Gelirin/aylığın kesilme tarihi ile Kurumun geri alım (istirdat) hakkının kapsamına ilişkin olarak; eylemli birlikte yaşama olgusunun gerçekleşme/başlama tarihi esas alınarak bu tarih itibarıyla gelir/aylık kesme veya iptal işlemi tesis edilip ilgiliye, anılan tarihten itibaren yapılan ödemeler yasal dayanaktan yoksun/yersiz kabul edilmeli, ancak, söz konusu madde 01.10.2008 günü yürürlüğe girdiğinden, eylemli birliktelik daha önce başlamış olsa dahi maddenin yürürlük günü öncesine gidilmemeli, başka bir anlatımla 01.10.2008 tarihi Öncesine ilişkin borç tahakkuku söz konusu olmamalı, böylelikle açıklığa kavuşturulacak yersiz ödeme dönemine ilişkin olarak 5510 sayılı Kanunun 96’ncı maddesine göre uygulama yapılmalıdır. İnceleme konusu 56’ncı maddede, “eşinden boşandığı halde, boşandığı eşiyle” ibareleri yer aldığından, birden fazla evlilik ve doğal olarak birden fazla boşanmanın gerçekleşmiş olması durumunda, boşanılan herhangi bir eşle eylemli olarak birlikte yaşama durumunda madde hükmünün uygulanacağı gözetilmelidir.

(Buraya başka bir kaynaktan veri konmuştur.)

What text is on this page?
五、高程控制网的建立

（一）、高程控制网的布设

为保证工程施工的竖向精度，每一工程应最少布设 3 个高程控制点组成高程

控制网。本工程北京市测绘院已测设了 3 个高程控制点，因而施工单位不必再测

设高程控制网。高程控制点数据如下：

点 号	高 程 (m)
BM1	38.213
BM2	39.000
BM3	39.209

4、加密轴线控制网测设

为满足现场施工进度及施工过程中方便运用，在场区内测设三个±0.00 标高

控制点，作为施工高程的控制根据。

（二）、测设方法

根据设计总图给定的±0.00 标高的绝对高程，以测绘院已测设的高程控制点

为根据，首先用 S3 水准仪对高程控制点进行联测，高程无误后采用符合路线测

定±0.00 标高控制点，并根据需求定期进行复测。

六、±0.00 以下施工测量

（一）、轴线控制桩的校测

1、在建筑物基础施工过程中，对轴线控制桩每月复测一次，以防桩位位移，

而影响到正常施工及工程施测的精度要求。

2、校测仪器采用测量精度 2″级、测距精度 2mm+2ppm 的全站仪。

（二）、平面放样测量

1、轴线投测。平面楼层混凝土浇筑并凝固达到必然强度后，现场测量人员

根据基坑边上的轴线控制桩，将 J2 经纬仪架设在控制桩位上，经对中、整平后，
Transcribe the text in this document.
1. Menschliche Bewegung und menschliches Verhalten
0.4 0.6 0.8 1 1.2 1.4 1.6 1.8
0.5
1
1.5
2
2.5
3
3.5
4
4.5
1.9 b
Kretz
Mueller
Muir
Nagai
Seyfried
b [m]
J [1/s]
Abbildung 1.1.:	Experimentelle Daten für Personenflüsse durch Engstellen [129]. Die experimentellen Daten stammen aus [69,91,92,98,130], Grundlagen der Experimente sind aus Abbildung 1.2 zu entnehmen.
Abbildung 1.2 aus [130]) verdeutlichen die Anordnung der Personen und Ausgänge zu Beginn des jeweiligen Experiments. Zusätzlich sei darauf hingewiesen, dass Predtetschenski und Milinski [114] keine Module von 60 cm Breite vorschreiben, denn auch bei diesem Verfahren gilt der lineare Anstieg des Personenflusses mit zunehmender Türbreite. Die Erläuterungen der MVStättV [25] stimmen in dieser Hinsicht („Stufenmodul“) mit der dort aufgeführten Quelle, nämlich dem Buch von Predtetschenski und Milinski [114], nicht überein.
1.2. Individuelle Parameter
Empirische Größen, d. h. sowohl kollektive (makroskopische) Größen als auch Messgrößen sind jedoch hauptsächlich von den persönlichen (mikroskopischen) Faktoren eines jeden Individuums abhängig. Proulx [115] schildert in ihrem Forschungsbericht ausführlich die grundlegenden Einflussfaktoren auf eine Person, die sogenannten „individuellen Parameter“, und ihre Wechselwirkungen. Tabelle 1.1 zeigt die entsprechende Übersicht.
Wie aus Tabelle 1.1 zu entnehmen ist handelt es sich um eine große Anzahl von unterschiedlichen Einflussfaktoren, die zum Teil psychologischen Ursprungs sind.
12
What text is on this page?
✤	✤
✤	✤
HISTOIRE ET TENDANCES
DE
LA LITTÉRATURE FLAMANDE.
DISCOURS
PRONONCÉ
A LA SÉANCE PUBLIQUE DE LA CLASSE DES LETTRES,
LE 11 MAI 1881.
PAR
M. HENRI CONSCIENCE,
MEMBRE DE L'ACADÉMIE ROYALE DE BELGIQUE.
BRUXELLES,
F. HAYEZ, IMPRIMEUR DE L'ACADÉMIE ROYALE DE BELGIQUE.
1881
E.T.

Sonuç olarak; 5510 sayılı … Sigortalar Ve Genel Sağlık Sigortası Kanununun 56’ncı maddesinin ikinci fıkrasına dayalı açılan bu tür davalarda eylemli olarak birlikte yaşama olgusunun tüm açıklığıyla ve özellikle taraflar arasındaki uyuşmazlık konusu dönem yönünden ortaya konulması önem arz etmektedir. Bu nedenle Anayasa’nın 20’nci maddesi ile 5510 sayılı Kanun, 5490 sayılı Nüfus Hizmetleri Kanunu, 298 sayılı Seçimlerin Temel Hükümleri Ve Seçmen Kütükleri Hakkında Kanun, 4857 sayılı İş Kanunu, 6100 sayılı Hukuk Muhakemeleri Kanunu, 4721 sayılı Türk Medeni Kanunu ve diğer ilgili mevzuat hükümleri göz önünde bulundurulmak suretiyle yöntemince araştırma yapılmalı, tarafların göstereceği tüm kanıtlar toplanmalı, bildirilen ve dinlenilmesi istenilen tanıkların ifadeleri alınmalı, ilgililerin su, elektrik, sabit telefon, cep telefonu, doğalgaz, internet, kablolu TV vb. aboneliklerinin hangi adreste kimin adına tesis edildiği saptanmalı, sağlık kuruluşlarına beyan ettikleri adresler araştırılmalı, geçmişe yönelik seçmen bilgi kayıtlarının tamamı(oy kullanılan yerlere ilişkin kayıtlarda dahil olmak üzere Seçsis-seçmen bilgileri geri izleme

Ekranından temin edilen kayıtlar) getirtilmeli, varsa çalışmaları nedeniyle resmi/özel kurum ve kuruluşlara verilen belgelerde yer alan adresler dikkate alınmalı, boşanan eşler 4857 sayılı Kanun hükümleri kapsamında yer almakta iseler, adlarına ödeme yapılabilecek özel olarak açılan banka hesabı bulunup bulunmadığı, yine davacı ve eski eşinin kredi kartı vebanka hesapları varsa, hesap açılış tarihi ve yerleşim yeri olarak beyan edilen adresler sorulmalı, boşanan eşlerin geçmişten bugüne kayıtlı oldukları bölge/bölgeler yönünden kapsamlı Emniyet Müdürlüğü/Jandarma Komutanlığı araştırması (Yeni Mah., … Mah., … Mah.deki adresler itibari ile) yapılmalı, anılan mahalle/köy muhtar ve azalarının tanık sıfatıyla bilgi ve görgülerine başvurulmalı, Yeni Mahalle Muhtarı …’in kontrol memuruna verdiği davacının boşandığı eşi ile birlikte yaşadığına dair beyanını mahkeme huzurunda haklı nedene dayanmaksızın değiştimesi, davacı ve boşandığı eşinin boşanma kararından sonra açılan banka hesaplarında aynı adresleri yerleşim yeri olarak bildirmeleri, davacının 2007 yılında boşanmasına rağmen 16/09/2010 tarihine kadar eski eşi ile aynı adreste kayıtlı olması, bu adreste boşanma kararından sonra adına sabit telefon aboneliği yaptırması, eski eşin … bankasında açtırdığı hesapta yerleşim yeri olarak davacının halihazırda kayıtlı olduğu yerleşim yeri adresini beyan etmesi hususları da dikkate alınarak, “boşanılan eşle eylemli olarak birlikte yaşama” olgusunun gerçekleşip gerçekleşmediği, toplanan kanıtlar ışığı altında değerlendirildikten sonra elde edilecek sonuca göre karar verilmelidir.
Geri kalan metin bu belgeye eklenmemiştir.